Thuy-Linh Dang, Staff Writer

Dr. Corinna Zeltsman, Assistant Professor for the History Department, shared the work from her current book project, “Ink Under the Fingernails: Printing Politics in the 19th -Century Mexico” during the latest Robert I. Strozier Faculty Lecture. The lecture was on Nov. 15 in the Ogeechee Theater.

Her topic was “Rethinking Press Freedom and the Politics of Information: Lessons from 19th-Century Mexico.”

The lecture was organized by Dr. Lisa Dusenberry of the Writing and Linguistics Department.

Dr. Corinna Zeltsman answering questions at the end of her lecture. Photo by Madison Watkins.

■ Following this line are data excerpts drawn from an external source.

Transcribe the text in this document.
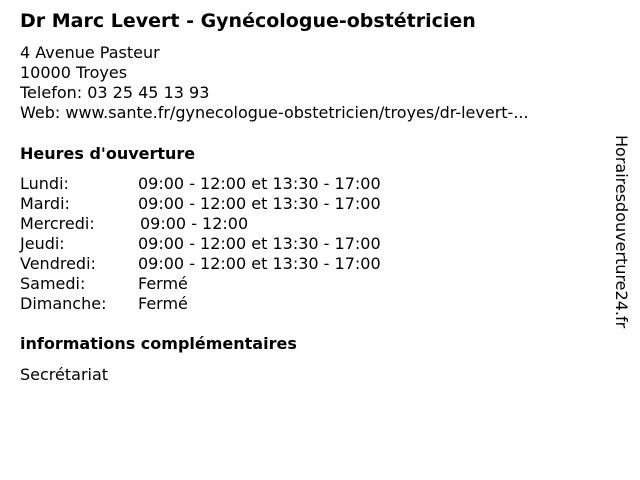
Dr Marc Levert - Gynécologue-obstétricien
4 Avenue Pasteur
10000 Troyes
Telefon: 03 25 45 13 93
Web: www.sante.fr/gynecologue-obstetricien/troyes/dr-levert-...
Heures d'ouverture
Lundi:	09:00 - 12:00 et 13:30 - 17:00
Mardi:	09:00 - 12:00 et 13:30 - 17:00
Mercredi:	09:00 - 12:00
Jeudi:	09:00 - 12:00 et 13:30 - 17:00
Vendredi:	09:00 - 12:00 et 13:30 - 17:00
Samedi:	Fermé
Dimanche: Fermé
informations complémentaires
Secrétariat
Horairesdouverture24.fr
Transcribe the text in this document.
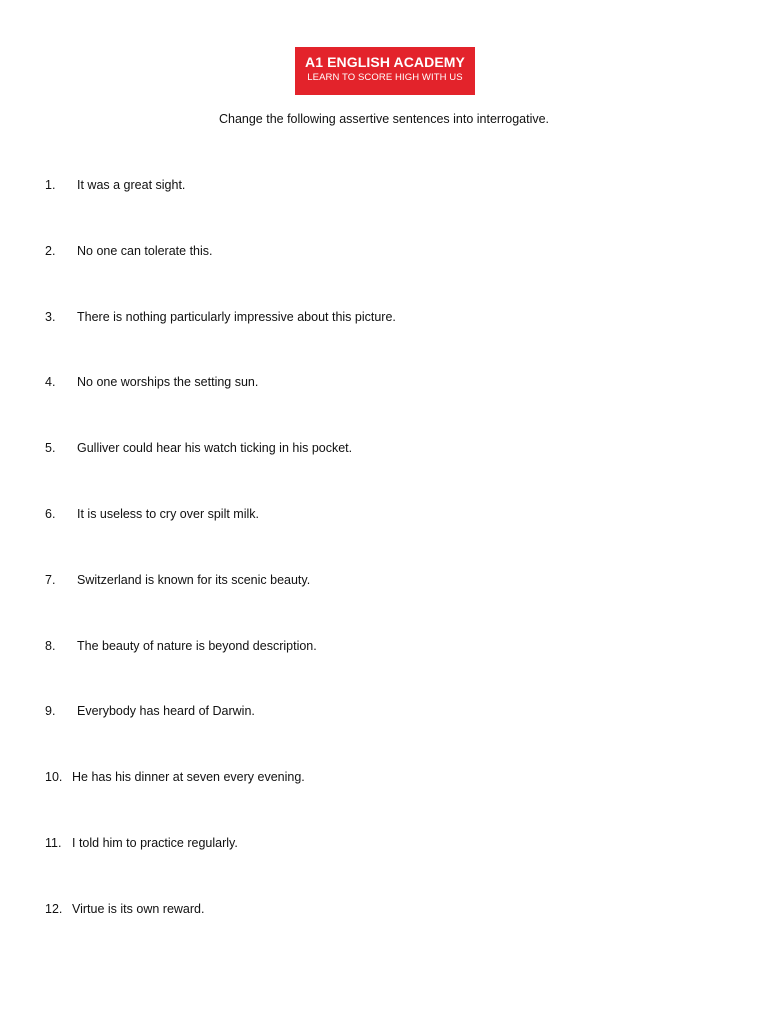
A1 ENGLISH ACADEMY
LEARN TO SCORE HIGH WITH US
Change the following assertive sentences into interrogative.
1. It was a great sight.
2. No one can tolerate this.
3. There is nothing particularly impressive about this picture.
4. No one worships the setting sun.
5. Gulliver could hear his watch ticking in his pocket.
6. It is useless to cry over spilt milk.
7. Switzerland is known for its scenic beauty.
8. The beauty of nature is beyond description.
9. Everybody has heard of Darwin.
10. He has his dinner at seven every evening.
11. I told him to practice regularly.
12. Virtue is its own reward.
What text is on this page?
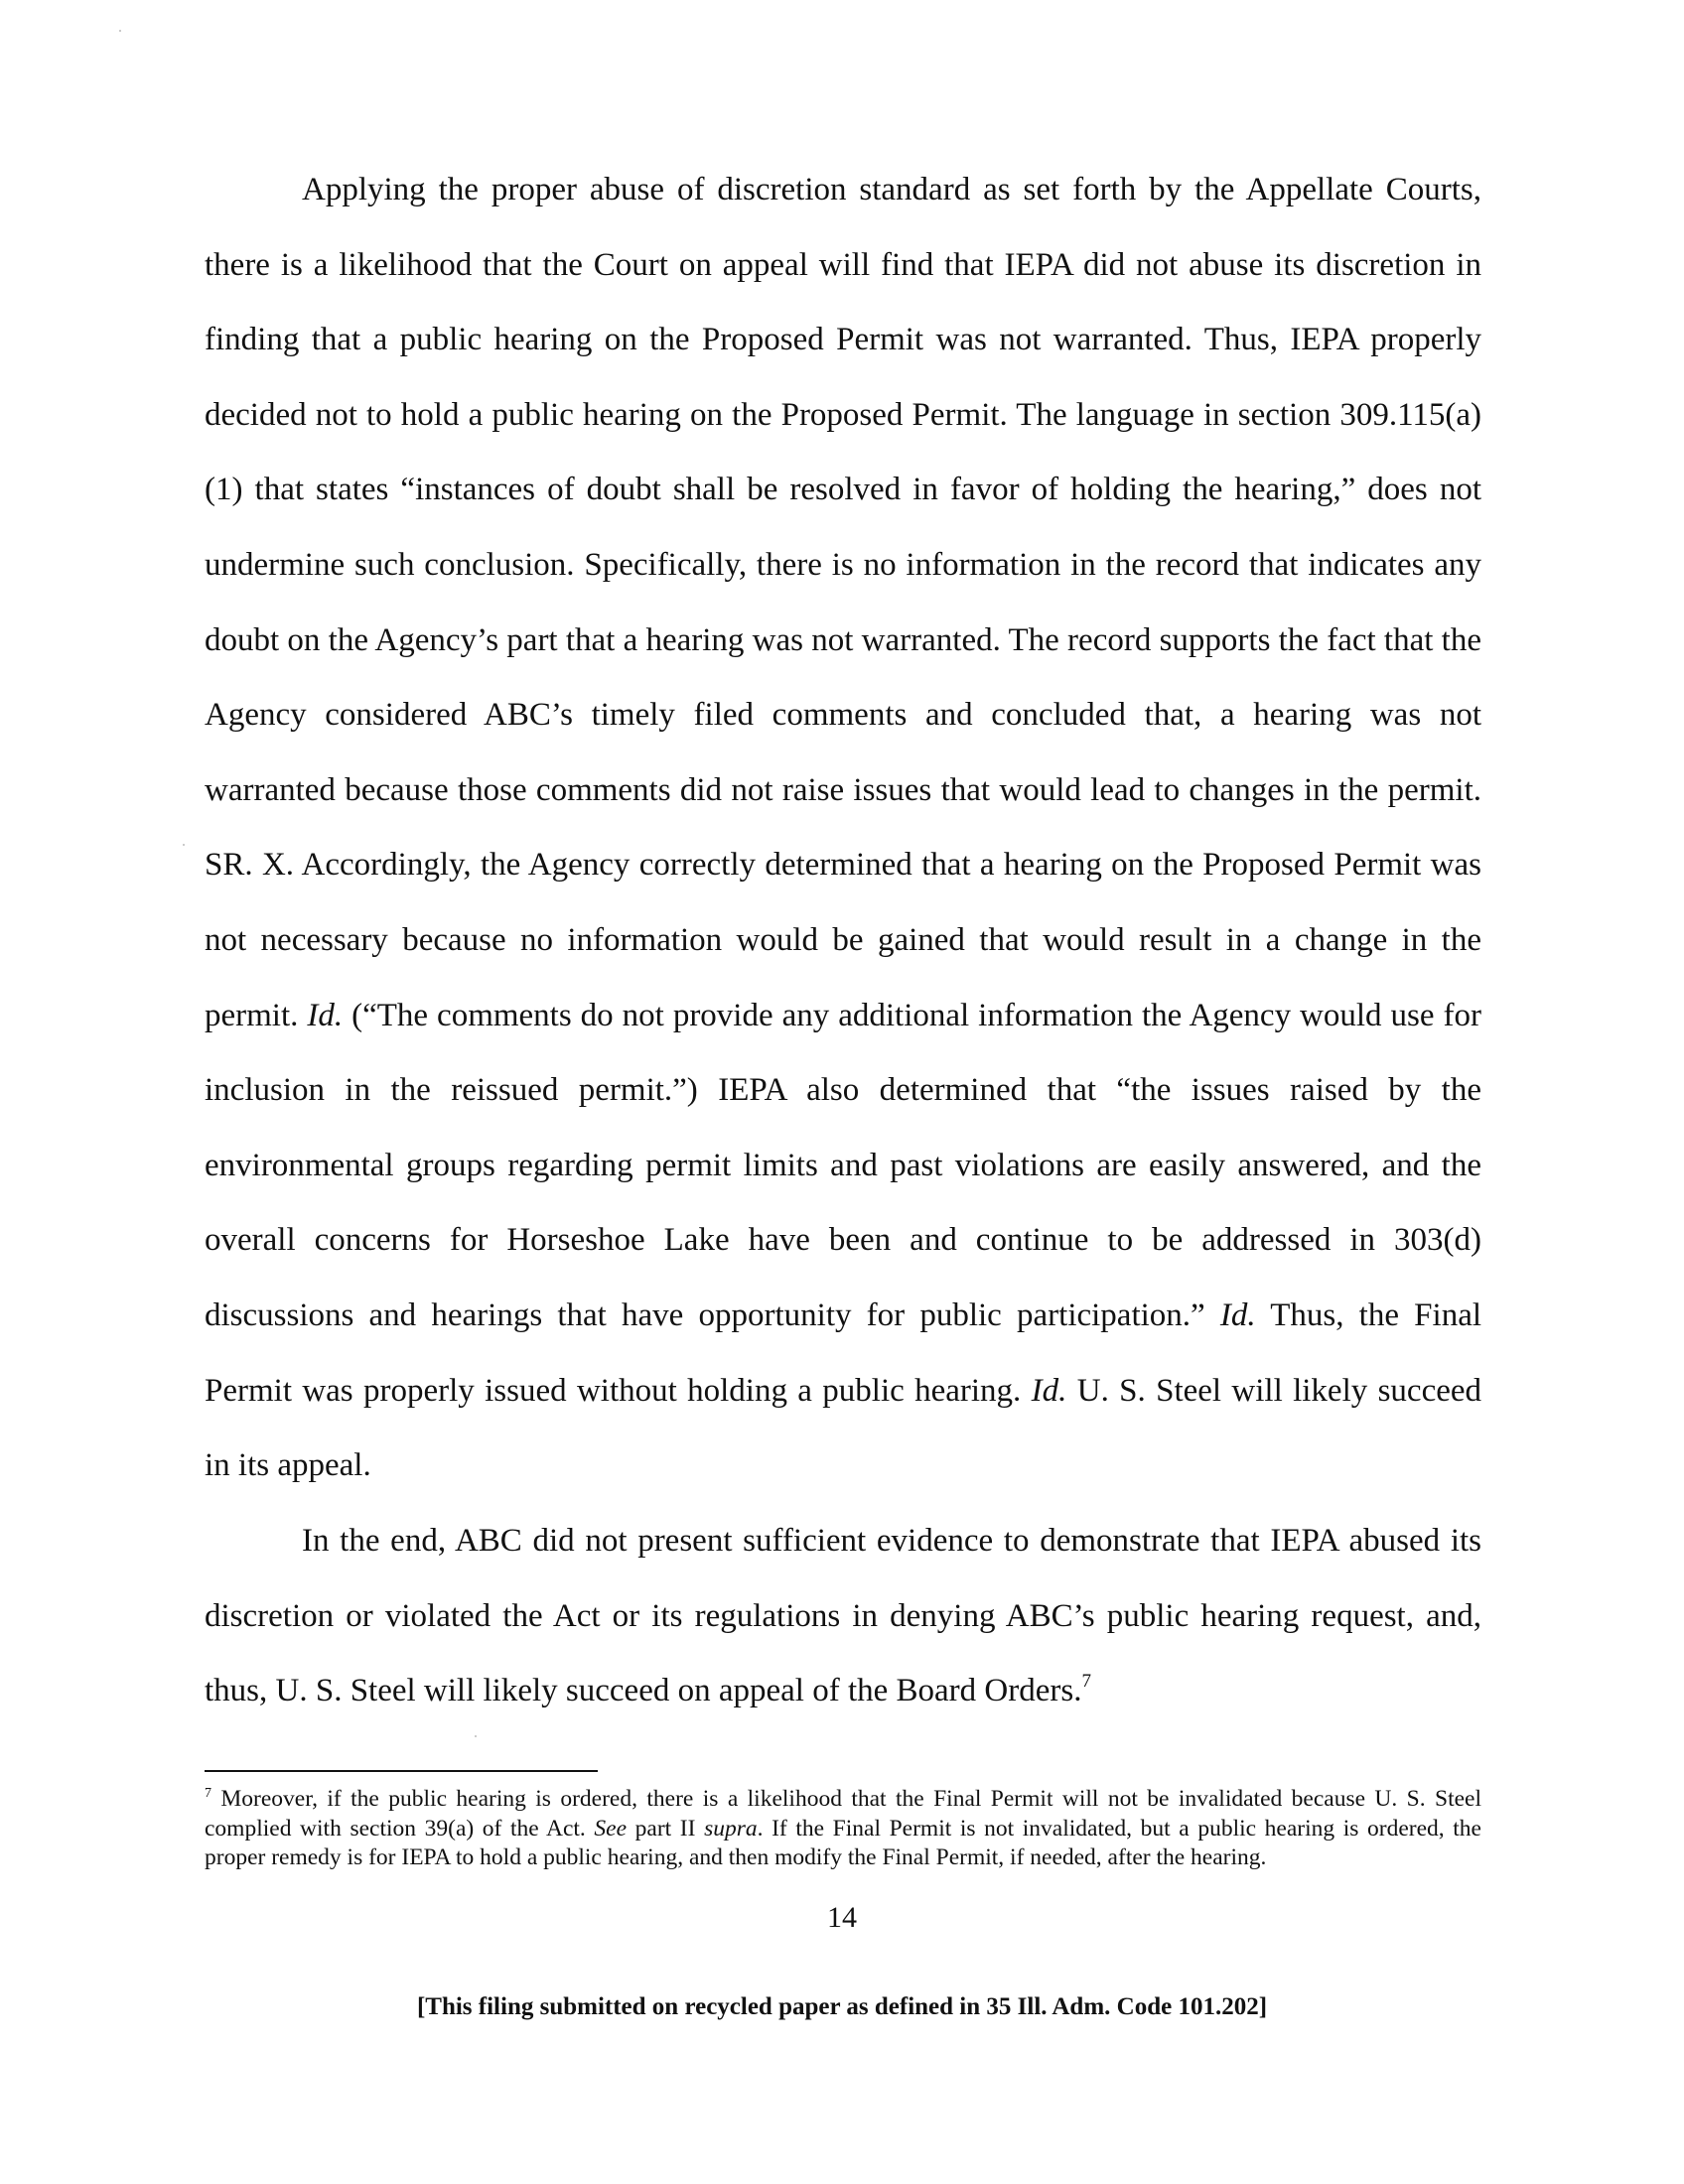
Applying the proper abuse of discretion standard as set forth by the Appellate Courts, there is a likelihood that the Court on appeal will find that IEPA did not abuse its discretion in finding that a public hearing on the Proposed Permit was not warranted. Thus, IEPA properly decided not to hold a public hearing on the Proposed Permit. The language in section 309.115(a)(1) that states “instances of doubt shall be resolved in favor of holding the hearing,” does not undermine such conclusion. Specifically, there is no information in the record that indicates any doubt on the Agency’s part that a hearing was not warranted. The record supports the fact that the Agency considered ABC’s timely filed comments and concluded that, a hearing was not warranted because those comments did not raise issues that would lead to changes in the permit. SR. X. Accordingly, the Agency correctly determined that a hearing on the Proposed Permit was not necessary because no information would be gained that would result in a change in the permit. Id. (“The comments do not provide any additional information the Agency would use for inclusion in the reissued permit.”) IEPA also determined that “the issues raised by the environmental groups regarding permit limits and past violations are easily answered, and the overall concerns for Horseshoe Lake have been and continue to be addressed in 303(d) discussions and hearings that have opportunity for public participation.” Id. Thus, the Final Permit was properly issued without holding a public hearing. Id. U. S. Steel will likely succeed in its appeal.

In the end, ABC did not present sufficient evidence to demonstrate that IEPA abused its discretion or violated the Act or its regulations in denying ABC’s public hearing request, and, thus, U. S. Steel will likely succeed on appeal of the Board Orders.$^7$

$^7$ Moreover, if the public hearing is ordered, there is a likelihood that the Final Permit will not be invalidated because U. S. Steel complied with section 39(a) of the Act. See part II supra. If the Final Permit is not invalidated, but a public hearing is ordered, the proper remedy is for IEPA to hold a public hearing, and then modify the Final Permit, if needed, after the hearing.

14

[This filing submitted on recycled paper as defined in 35 Ill. Adm. Code 101.202]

In her lecture, Zeltsman focused on a revolution that abolished the Mexican

Inquisition and inaugurated freedom of the press in 1820.

Zeltsman explored the debates that follow this legal transformation.

In exploring these lively debates, Zeltsman addressed how these debates surrounded the printers that had control over the access to Mexico’s printing presses and how these printers became gatekeepers to the emerging world of free expression.

The next Robert I. Strozier Faculty Lecture will be held by Dr. Marcus Mitchell from the Writing and Linguistics department. He will discuss Physicality, Femininity, and Illustrations of Muscular Women in Victorian Periodicals.

The lecture will be at 12:15 p.m. on Jan. 24 in the Ogeechee Theater.